National Institutes of Health: Working under an NIH grant, Dr. Chung-Hyuk Park uses robots to help children with autism spectrum disorder learn how to tackle difficult social situations.
National Science Foundation: With a grant from NSF, Dr. Emilia Entcheva is developing a technique to expedite researchers' ability to observe electrical activity across cardiac cells, including activity that can cause arrhythmias (abnormal heart rhythms), which can be lethal.
National Gallery of Art: Dr. Murray Loew has a long-standing collaboration with the National Gallery of Art to develop imaging techniques that conservators at the Gallery can use to better determine the chemical composition of paints and binders used by some of the world’s great artists in order to restore their masterpieces.
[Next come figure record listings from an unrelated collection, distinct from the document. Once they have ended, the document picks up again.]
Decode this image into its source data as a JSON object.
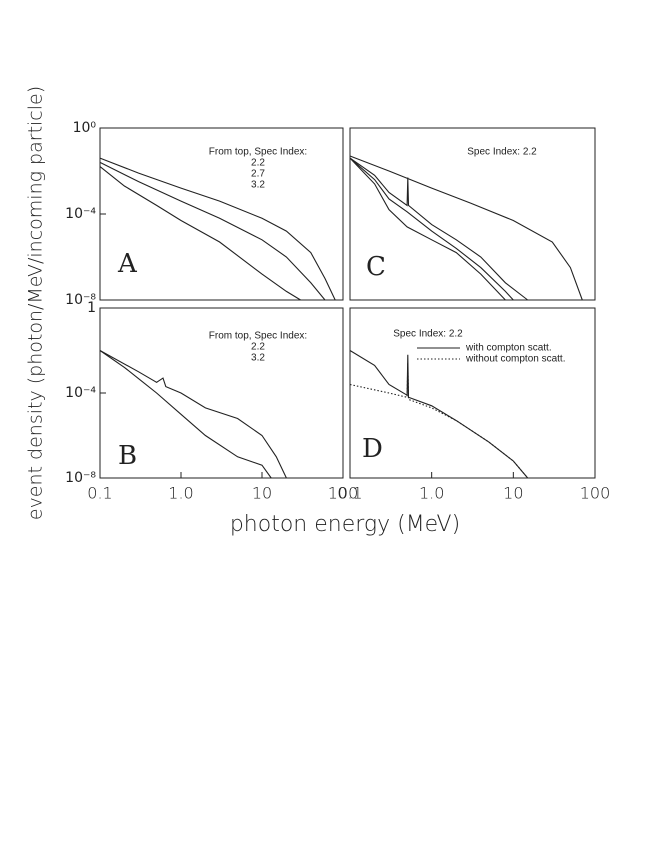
{
  "xlabel": "photon energy (MeV)",
  "ylabel": "event density (photon/MeV/incoming particle)",
  "chart_data": [
    {
      "type": "line",
      "panel_label": "A",
      "log_x": true,
      "log_y": true,
      "annotation": [
        "From top, Spec Index:",
        "2.2",
        "2.7",
        "3.2"
      ],
      "xlim": [
        0.1,
        100
      ],
      "ylim": [
        1e-08,
        1
      ],
      "yticks": [
        {
          "value": 1,
          "label": "10⁰"
        },
        {
          "value": 0.0001,
          "label": "10⁻⁴"
        },
        {
          "value": 1e-08,
          "label": "10⁻⁸"
        }
      ],
      "series": [
        {
          "color": "#222",
          "x": [
            0.1,
            0.3,
            1,
            3,
            10,
            20,
            40,
            60,
            80
          ],
          "values": [
            0.04,
            0.008,
            0.0016,
            0.0004,
            6.3e-05,
            1.6e-05,
            1.6e-06,
            1e-07,
            1e-08
          ]
        },
        {
          "color": "#222",
          "x": [
            0.1,
            0.3,
            1,
            3,
            10,
            20,
            40,
            60
          ],
          "values": [
            0.025,
            0.0032,
            0.0004,
            6.3e-05,
            6.3e-06,
            1e-06,
            6.3e-08,
            1e-08
          ]
        },
        {
          "color": "#222",
          "x": [
            0.1,
            0.2,
            0.5,
            1,
            3,
            10,
            20,
            30
          ],
          "values": [
            0.016,
            0.002,
            0.00025,
            5e-05,
            5e-06,
            1.6e-07,
            2.5e-08,
            1e-08
          ]
        }
      ]
    },
    {
      "type": "line",
      "panel_label": "C",
      "log_x": true,
      "log_y": true,
      "annotation": [
        "Spec Index: 2.2"
      ],
      "xlim": [
        0.1,
        100
      ],
      "ylim": [
        1e-08,
        1
      ],
      "series": [
        {
          "color": "#222",
          "x": [
            0.1,
            0.3,
            1,
            3,
            10,
            30,
            50,
            70
          ],
          "values": [
            0.05,
            0.01,
            0.0016,
            0.00032,
            5e-05,
            5e-06,
            3.2e-07,
            1e-08
          ]
        },
        {
          "color": "#222",
          "x": [
            0.1,
            0.2,
            0.3,
            0.5,
            0.51,
            0.52,
            1,
            2,
            4,
            8,
            15
          ],
          "values": [
            0.04,
            0.0063,
            0.001,
            0.00025,
            0.005,
            0.00025,
            3.2e-05,
            6.3e-06,
            1e-06,
            6.3e-08,
            1e-08
          ]
        },
        {
          "color": "#222",
          "x": [
            0.1,
            0.2,
            0.3,
            0.5,
            1,
            2,
            4,
            8,
            10
          ],
          "values": [
            0.04,
            0.004,
            0.0005,
            0.000126,
            1.6e-05,
            2.5e-06,
            3.2e-07,
            2.5e-08,
            1e-08
          ]
        },
        {
          "color": "#222",
          "x": [
            0.1,
            0.2,
            0.3,
            0.5,
            1,
            2,
            4,
            8
          ],
          "values": [
            0.04,
            0.0025,
            0.00016,
            2.5e-05,
            6.3e-06,
            1.6e-06,
            1.6e-07,
            1e-08
          ]
        }
      ]
    },
    {
      "type": "line",
      "panel_label": "B",
      "log_x": true,
      "log_y": true,
      "annotation": [
        "From top, Spec Index:",
        "2.2",
        "3.2"
      ],
      "xlim": [
        0.1,
        100
      ],
      "ylim": [
        1e-08,
        1
      ],
      "xticks": [
        0.1,
        {
          "value": 1,
          "label": "1.0"
        },
        10,
        100
      ],
      "yticks": [
        1,
        {
          "value": 0.0001,
          "label": "10⁻⁴"
        },
        {
          "value": 1e-08,
          "label": "10⁻⁸"
        }
      ],
      "series": [
        {
          "color": "#222",
          "x": [
            0.1,
            0.3,
            0.5,
            0.6,
            0.65,
            1,
            2,
            5,
            10,
            15,
            20
          ],
          "values": [
            0.01,
            0.001,
            0.00032,
            0.0005,
            0.0002,
            0.0001,
            2e-05,
            6.3e-06,
            1e-06,
            1e-07,
            1e-08
          ]
        },
        {
          "color": "#222",
          "x": [
            0.1,
            0.2,
            0.5,
            1,
            2,
            5,
            10,
            13
          ],
          "values": [
            0.01,
            0.0016,
            0.0001,
            1e-05,
            1e-06,
            1e-07,
            4e-08,
            1e-08
          ]
        }
      ]
    },
    {
      "type": "line",
      "panel_label": "D",
      "log_x": true,
      "log_y": true,
      "annotation": [
        "Spec Index: 2.2"
      ],
      "xlim": [
        0.1,
        100
      ],
      "ylim": [
        1e-08,
        1
      ],
      "xticks": [
        0.1,
        {
          "value": 1,
          "label": "1.0"
        },
        10,
        100
      ],
      "series": [
        {
          "name": "with compton scatt.",
          "color": "#222",
          "linestyle": "solid",
          "x": [
            0.1,
            0.2,
            0.3,
            0.5,
            0.51,
            0.52,
            1,
            2,
            5,
            10,
            15
          ],
          "values": [
            0.01,
            0.002,
            0.00025,
            7.9e-05,
            0.0063,
            6.3e-05,
            2.5e-05,
            5e-06,
            5e-07,
            6.3e-08,
            1e-08
          ]
        },
        {
          "name": "without compton scatt.",
          "color": "#222",
          "linestyle": "dotted",
          "x": [
            0.1,
            0.3,
            0.5,
            0.51,
            0.52,
            1,
            2,
            5,
            10,
            15
          ],
          "values": [
            0.00025,
            0.0001,
            6.3e-05,
            0.0025,
            5e-05,
            2e-05,
            5e-06,
            5e-07,
            6.3e-08,
            1e-08
          ]
        }
      ]
    }
  ]
}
National Institutes of Health: Working under an NIH grant, Dr. Luyao Lu is developing ultra-soft, wireless, implantable, cardiac tools and applying them to chronically study multiple cardiac properties and their links during heart failure, development, progression, and termination.
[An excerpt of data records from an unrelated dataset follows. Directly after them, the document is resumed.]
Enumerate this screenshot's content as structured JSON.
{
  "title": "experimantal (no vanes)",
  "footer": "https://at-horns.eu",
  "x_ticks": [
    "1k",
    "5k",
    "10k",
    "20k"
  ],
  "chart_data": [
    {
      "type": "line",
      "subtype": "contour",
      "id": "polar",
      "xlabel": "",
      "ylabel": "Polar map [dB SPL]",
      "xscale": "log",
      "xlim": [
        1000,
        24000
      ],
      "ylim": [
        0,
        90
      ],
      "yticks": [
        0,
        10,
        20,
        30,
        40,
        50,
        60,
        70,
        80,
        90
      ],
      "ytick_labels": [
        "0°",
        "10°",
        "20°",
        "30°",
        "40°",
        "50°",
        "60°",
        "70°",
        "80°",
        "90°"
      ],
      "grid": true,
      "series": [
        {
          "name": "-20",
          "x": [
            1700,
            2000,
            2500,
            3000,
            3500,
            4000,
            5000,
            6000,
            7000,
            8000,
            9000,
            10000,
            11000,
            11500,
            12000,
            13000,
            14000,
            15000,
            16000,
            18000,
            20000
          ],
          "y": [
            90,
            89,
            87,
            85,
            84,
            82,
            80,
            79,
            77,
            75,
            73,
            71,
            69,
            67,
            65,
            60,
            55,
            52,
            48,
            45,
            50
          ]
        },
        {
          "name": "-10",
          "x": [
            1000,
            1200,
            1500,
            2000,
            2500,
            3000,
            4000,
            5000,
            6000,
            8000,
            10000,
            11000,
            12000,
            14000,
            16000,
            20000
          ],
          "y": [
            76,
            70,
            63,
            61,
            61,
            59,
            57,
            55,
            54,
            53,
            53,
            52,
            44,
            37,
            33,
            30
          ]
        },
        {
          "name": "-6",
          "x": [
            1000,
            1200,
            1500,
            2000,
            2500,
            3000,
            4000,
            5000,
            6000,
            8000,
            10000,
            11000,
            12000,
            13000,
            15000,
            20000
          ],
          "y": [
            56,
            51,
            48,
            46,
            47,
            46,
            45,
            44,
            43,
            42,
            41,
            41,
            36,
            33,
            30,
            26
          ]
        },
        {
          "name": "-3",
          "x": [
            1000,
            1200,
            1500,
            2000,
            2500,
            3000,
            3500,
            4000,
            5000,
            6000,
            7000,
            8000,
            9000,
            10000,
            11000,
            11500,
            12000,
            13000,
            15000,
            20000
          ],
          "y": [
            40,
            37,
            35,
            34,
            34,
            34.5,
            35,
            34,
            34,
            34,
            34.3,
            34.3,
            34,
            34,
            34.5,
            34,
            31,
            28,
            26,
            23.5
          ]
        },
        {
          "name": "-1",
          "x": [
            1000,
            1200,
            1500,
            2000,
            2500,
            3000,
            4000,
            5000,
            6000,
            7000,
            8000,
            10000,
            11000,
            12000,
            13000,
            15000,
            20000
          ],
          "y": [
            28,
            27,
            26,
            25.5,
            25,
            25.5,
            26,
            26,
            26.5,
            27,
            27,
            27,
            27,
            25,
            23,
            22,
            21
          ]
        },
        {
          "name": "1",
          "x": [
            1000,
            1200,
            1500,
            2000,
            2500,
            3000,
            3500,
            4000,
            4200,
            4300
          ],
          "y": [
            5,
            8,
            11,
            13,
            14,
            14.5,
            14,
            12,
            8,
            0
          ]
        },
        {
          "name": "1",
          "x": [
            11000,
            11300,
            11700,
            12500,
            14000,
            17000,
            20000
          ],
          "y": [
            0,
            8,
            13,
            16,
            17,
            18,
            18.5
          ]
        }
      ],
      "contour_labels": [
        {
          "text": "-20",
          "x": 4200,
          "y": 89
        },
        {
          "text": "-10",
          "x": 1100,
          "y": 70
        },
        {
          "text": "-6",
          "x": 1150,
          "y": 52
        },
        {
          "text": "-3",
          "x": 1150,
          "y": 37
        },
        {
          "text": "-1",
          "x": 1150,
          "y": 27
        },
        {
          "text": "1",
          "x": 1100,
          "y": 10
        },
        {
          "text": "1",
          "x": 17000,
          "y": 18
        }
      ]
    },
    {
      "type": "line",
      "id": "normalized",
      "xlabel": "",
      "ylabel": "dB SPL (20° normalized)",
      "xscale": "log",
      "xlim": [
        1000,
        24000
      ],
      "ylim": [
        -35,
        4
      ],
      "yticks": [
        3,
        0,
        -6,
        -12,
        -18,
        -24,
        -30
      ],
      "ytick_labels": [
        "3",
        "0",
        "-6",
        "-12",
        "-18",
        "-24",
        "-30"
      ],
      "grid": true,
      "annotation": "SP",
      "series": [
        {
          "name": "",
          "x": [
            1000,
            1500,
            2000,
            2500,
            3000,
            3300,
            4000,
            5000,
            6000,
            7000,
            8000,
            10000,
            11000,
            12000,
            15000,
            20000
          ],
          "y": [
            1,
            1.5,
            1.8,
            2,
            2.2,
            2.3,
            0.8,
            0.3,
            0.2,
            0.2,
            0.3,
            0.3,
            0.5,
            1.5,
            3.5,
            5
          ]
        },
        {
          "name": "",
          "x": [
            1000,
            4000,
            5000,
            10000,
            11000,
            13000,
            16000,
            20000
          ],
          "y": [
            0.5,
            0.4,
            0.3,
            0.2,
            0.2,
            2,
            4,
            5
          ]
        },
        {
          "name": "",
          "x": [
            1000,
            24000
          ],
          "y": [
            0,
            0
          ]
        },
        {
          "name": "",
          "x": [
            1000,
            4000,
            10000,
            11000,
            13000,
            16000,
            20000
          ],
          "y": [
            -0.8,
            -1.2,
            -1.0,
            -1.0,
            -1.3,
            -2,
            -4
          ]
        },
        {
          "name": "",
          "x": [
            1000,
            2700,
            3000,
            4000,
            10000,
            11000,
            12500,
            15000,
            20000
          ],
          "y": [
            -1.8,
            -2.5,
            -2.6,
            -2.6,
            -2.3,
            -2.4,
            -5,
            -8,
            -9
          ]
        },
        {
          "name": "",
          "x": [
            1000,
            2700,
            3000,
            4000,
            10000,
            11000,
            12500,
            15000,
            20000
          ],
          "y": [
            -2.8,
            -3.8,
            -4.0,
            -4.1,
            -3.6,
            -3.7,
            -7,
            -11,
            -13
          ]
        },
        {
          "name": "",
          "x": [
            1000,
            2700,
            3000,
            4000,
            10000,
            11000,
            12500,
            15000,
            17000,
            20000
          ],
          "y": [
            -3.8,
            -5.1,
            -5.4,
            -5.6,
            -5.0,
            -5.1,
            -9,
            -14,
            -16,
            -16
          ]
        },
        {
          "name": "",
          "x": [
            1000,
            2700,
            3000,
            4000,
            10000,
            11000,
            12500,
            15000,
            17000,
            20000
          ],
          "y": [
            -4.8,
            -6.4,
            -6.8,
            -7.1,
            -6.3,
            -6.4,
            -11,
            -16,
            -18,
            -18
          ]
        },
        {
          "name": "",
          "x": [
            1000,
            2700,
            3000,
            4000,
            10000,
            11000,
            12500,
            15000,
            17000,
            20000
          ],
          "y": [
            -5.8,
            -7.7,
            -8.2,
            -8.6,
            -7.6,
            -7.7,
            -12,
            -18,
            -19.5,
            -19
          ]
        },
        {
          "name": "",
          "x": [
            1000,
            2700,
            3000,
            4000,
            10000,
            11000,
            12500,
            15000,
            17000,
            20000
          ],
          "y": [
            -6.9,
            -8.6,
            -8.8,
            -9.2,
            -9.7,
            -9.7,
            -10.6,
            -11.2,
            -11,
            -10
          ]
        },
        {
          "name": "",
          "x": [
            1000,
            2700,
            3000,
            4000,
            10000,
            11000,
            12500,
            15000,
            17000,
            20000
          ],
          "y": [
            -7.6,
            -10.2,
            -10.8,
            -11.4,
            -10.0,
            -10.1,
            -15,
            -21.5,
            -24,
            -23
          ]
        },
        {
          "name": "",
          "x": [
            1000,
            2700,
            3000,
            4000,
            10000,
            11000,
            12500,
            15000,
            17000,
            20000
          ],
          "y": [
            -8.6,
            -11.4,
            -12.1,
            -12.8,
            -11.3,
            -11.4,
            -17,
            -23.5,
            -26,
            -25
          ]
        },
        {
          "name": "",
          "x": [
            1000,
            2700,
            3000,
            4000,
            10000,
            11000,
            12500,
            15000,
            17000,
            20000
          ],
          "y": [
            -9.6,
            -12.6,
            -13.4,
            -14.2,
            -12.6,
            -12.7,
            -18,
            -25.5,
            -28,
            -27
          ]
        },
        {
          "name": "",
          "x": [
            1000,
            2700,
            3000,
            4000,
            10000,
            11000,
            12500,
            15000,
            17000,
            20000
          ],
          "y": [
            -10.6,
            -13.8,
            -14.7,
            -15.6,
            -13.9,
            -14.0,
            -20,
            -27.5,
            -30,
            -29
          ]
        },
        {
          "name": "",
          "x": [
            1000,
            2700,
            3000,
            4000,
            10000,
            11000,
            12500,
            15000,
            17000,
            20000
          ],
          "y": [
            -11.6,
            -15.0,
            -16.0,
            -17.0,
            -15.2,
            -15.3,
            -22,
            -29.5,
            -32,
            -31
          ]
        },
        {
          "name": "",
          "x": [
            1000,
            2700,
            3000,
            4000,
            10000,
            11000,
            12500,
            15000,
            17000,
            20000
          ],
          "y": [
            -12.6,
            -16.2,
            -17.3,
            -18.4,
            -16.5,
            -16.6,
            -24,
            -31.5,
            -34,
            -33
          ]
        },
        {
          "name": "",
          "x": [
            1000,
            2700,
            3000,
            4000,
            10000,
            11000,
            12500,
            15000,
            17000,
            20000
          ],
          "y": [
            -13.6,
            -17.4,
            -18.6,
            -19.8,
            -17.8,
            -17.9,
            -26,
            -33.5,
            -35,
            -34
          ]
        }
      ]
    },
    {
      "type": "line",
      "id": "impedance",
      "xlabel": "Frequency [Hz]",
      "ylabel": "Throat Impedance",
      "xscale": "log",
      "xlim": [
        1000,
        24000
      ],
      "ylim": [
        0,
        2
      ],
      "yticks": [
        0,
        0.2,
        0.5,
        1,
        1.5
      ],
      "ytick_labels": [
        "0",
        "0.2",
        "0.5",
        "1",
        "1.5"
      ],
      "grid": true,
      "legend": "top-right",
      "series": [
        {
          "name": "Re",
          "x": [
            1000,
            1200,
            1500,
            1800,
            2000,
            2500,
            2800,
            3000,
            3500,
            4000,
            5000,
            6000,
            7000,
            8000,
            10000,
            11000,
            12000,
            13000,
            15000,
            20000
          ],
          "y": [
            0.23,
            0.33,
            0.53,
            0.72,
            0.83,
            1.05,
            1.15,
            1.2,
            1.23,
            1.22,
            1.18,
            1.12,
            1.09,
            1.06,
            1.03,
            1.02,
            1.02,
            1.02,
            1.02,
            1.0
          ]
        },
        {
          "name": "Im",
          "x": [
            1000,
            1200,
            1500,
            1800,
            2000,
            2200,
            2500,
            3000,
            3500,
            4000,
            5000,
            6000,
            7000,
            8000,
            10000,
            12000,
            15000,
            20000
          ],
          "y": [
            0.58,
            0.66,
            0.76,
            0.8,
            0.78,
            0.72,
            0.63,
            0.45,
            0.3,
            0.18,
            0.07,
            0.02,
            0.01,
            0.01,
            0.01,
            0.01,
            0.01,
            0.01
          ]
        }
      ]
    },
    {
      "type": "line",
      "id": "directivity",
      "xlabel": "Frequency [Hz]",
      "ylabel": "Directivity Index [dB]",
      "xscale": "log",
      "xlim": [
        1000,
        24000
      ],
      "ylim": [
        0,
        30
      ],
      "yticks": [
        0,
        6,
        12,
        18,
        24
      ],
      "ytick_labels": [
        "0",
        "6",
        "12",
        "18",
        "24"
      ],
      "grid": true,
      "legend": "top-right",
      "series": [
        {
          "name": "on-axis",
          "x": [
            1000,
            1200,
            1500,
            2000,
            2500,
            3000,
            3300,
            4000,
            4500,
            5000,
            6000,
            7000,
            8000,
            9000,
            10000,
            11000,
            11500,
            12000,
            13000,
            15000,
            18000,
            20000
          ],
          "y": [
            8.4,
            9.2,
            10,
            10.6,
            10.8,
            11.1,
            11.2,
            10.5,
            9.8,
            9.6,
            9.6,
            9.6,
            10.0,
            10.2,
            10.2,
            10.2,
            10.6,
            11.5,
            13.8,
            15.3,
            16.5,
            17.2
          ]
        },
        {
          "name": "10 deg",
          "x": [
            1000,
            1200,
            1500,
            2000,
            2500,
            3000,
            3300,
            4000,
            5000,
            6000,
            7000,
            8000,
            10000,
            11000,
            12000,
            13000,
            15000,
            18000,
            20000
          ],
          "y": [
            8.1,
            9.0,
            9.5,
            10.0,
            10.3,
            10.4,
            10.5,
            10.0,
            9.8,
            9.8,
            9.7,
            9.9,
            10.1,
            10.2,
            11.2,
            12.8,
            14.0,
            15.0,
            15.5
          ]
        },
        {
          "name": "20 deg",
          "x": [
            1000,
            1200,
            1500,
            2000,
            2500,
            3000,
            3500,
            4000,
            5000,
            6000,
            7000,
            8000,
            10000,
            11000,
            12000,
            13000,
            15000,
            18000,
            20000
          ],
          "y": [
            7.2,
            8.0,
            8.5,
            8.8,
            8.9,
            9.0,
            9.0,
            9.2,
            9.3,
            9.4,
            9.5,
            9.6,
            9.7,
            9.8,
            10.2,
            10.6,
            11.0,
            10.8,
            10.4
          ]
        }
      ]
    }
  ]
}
According to the Children’s National Health System, asthma is the leading, serious, chronic illness among children in the U.S., and it is the third-ranking cause of hospitalization for children under the age of 15.
Unfortunately, it also is often difﬁcult to diagnose—and the mechanisms by which people develop asthma, or by which an asthma attack will occur, are not well understood. However, Dr. Zhenyu Li hopes that his research team will be able to shed light on these mechanisms through a project they are conducting under a four-year National Institutes of Health grant.
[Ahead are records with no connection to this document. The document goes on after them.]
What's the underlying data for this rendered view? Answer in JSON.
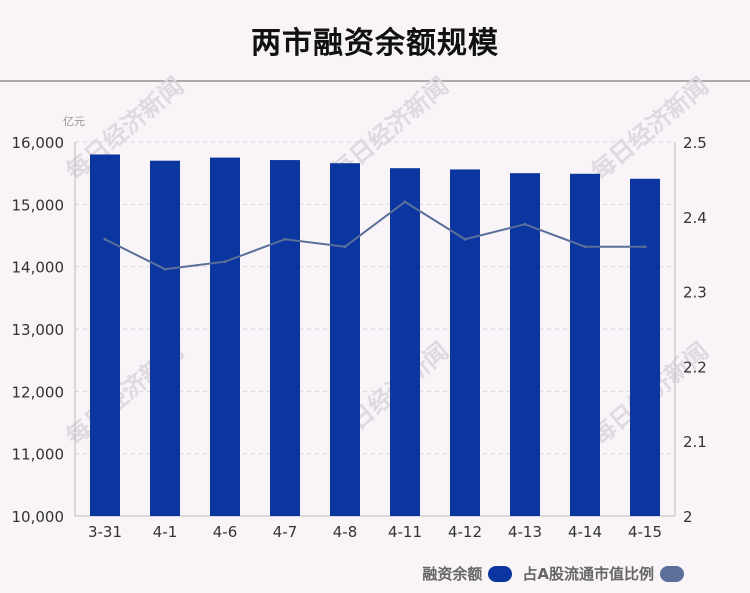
{
  "title": "两市融资余额规模",
  "watermark": "每日经济新闻",
  "colors": {
    "bar": "#0b36a0",
    "line": "#5a6f9a",
    "grid": "#d8d6dc",
    "text": "#333333"
  },
  "chart_data": {
    "type": "bar",
    "categories": [
      "3-31",
      "4-1",
      "4-6",
      "4-7",
      "4-8",
      "4-11",
      "4-12",
      "4-13",
      "4-14",
      "4-15"
    ],
    "series": [
      {
        "name": "融资余额",
        "type": "bar",
        "axis": "left",
        "values": [
          15800,
          15700,
          15750,
          15710,
          15660,
          15580,
          15560,
          15500,
          15490,
          15410
        ]
      },
      {
        "name": "占A股流通市值比例",
        "type": "line",
        "axis": "right",
        "values": [
          2.37,
          2.33,
          2.34,
          2.37,
          2.36,
          2.42,
          2.37,
          2.39,
          2.36,
          2.36
        ]
      }
    ],
    "y_left": {
      "unit": "亿元",
      "min": 10000,
      "max": 16000,
      "ticks": [
        "10,000",
        "11,000",
        "12,000",
        "13,000",
        "14,000",
        "15,000",
        "16,000"
      ]
    },
    "y_right": {
      "min": 2.0,
      "max": 2.5,
      "ticks": [
        "2",
        "2.1",
        "2.2",
        "2.3",
        "2.4",
        "2.5"
      ]
    },
    "grid": true,
    "legend_position": "bottom-right"
  }
}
Dr. Li and his research group use micro- and nano-technologies to build medical devices that can be used for biological research or for disease diagnosis. He has made signiﬁcant breakthroughs in designing “lab-on-a-chip” technologies to diagnose other diseases, and his current project builds on some of these previous successes.
“Asthma is a very complex condition, and there are a number of potential triggers for it, such as air pollution, smoke, exercise, pets, mold, and many others,” notes Dr. Li. “How the genetics of a particular individual and their behavior interact with the potential triggers is poorly understood.”
No research tools exist currently to allow researchers to objectively quantify the environmental factors with behaviors and biological response. To remedy this, Dr. Li’s team plans to deploy wearable and portable sensors into the daily life of the children who participate in this study to monitor their activity levels and their exposure to environmental triggers.
Because it is not possible to build a sensor that can monitor all the potential triggers of asthma, Dr. Li’s team is developing two sensors to monitor air pollution gases in the environment. The wearable sensor monitors formaldehyde—which is found in carpets, paints, tobacco smoke, and gas engine exhaust—and the ambient temperature and humidity. The portable sensor monitors ozone and nitrogen dioxide.
Dr. Li cautions that the sensors are not being developed for commercial use. “This is a research tool. Our goal is to develop a deployable sensor set for pediatric asthma researchers to use in their clinical studies,” he explains.
The team already has developed the prototypes for both the wearable and portable sensors, and they have tested the sensors’ performance in the labs. The sensors have performed well, detecting the relevant concentration ranges for the target gases that are normally present in a city environment. Now the team is working with participants in the study to test the sensors’ usability and their performance outside the lab. Dr. Li collaborates on this project with Dr. Mona Zaghloul of the Department of Electrical and Computer Engineering, and Dr. Dinesh Pillai of the Department of Pediatrics and Integrative Systems Biology and Children’s National Medical Center.